The foreclosure counselor will communicate your proposed workout to the mortgage servicer, and the servicer will pass it on to a special analyst (employed by the servicer) to see whether or not the lender will accept it. There will probably be some negotiation, with your counselor advocating for your position or something close to it. Depending on whether the servicer’s right hand knows what its left hand is doing, you may receive a notice of default or a notice of intent to begin foreclosure proceedings even while negotiations are still going on.
As the time of a threatened foreclosure draws near, you may start to panic at the lack of movement in your talks. If you get within a couple of weeks of a scheduled sale without finalizing an agreement, you should start talking to a bankruptcy lawyer to see whether bankruptcy would be an appropriate way for you to stop the foreclosure sale and give you more time to work something out.
If The Only Way to Avoid Foreclosure Is to Sell or File for Bankruptcy
You have received a notice of intent to foreclose and either you are unlikely to have enough income to stay current on your payments (even if they are reduced, and even if you could reduce your overall debt load by filing for Chapter 7 bankruptcy) or you have a poor credit score.
Your counselor will probably tell you that a satisfactory workout isn’t going to happen and that you should do whatever you must to avoid foreclosure, which would likely put a heavy hit on your credit score. The counselor will likely suggest unloading your house in a short sale (which usually means selling it for less than you owe on it) or offering a deed in lieu of foreclosure to the lender (giving the house to the lender in exchange for a promise not to sue you for what you still owe on the mortgage).
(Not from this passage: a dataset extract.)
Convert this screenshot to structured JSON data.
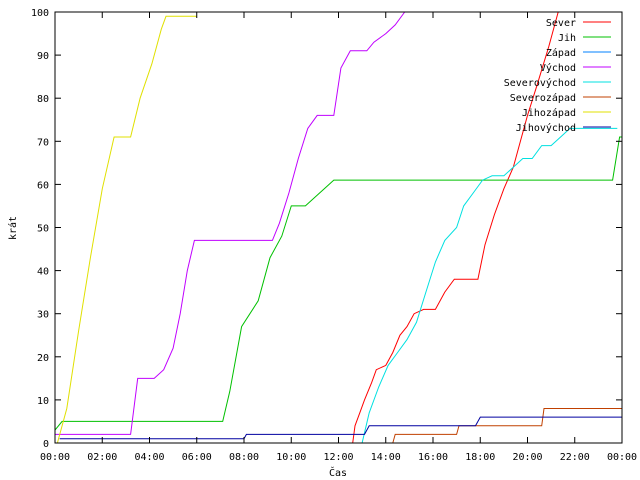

Some counselors might suggest that you consult a lawyer about the possibility of filing for bankruptcy. Many, however, avoid the “B” word if at all possible, because the lenders (in many cases their funders) don’t like it. I don’t think foreclosures are always a bad thing, and I do think that bankruptcy is sometimes the most appropriate response. For example, a short sale might be marginally better for your credit record in the future (no one really knows these days), but you would have to leave your house much sooner than you would if you let the foreclosure happen. And that means you would give up your opportunity to save money by staying in your house for months—perhaps many months—without making payments. Finally, if you choose a short sale over bankruptcy, you might be sacrificing the best way out of liability for income tax on debt the lender writes off and for deficiencies. So keep in mind that a counselor who attempts to sell you on a short sale or talk you out of bankruptcy may be passing on the views of the lenders and servicers, which may not best serve your economic interests.
If you still want to keep your home despite the fact that the counselor tells you a workout is not in the cards, it’s time to think about bankruptcy. Filing for Chapter 13 bankruptcy might let you keep your house. (See our article on keeping your house with Chapter 13 bankruptcy.) At this stage, filing for Chapter 7 bankruptcy won’t keep you in your house in the long run, but it can help you stay there payment free for an extra couple of months. (See our article on delaying your foreclosure with Chapter 7 bankruptcy.)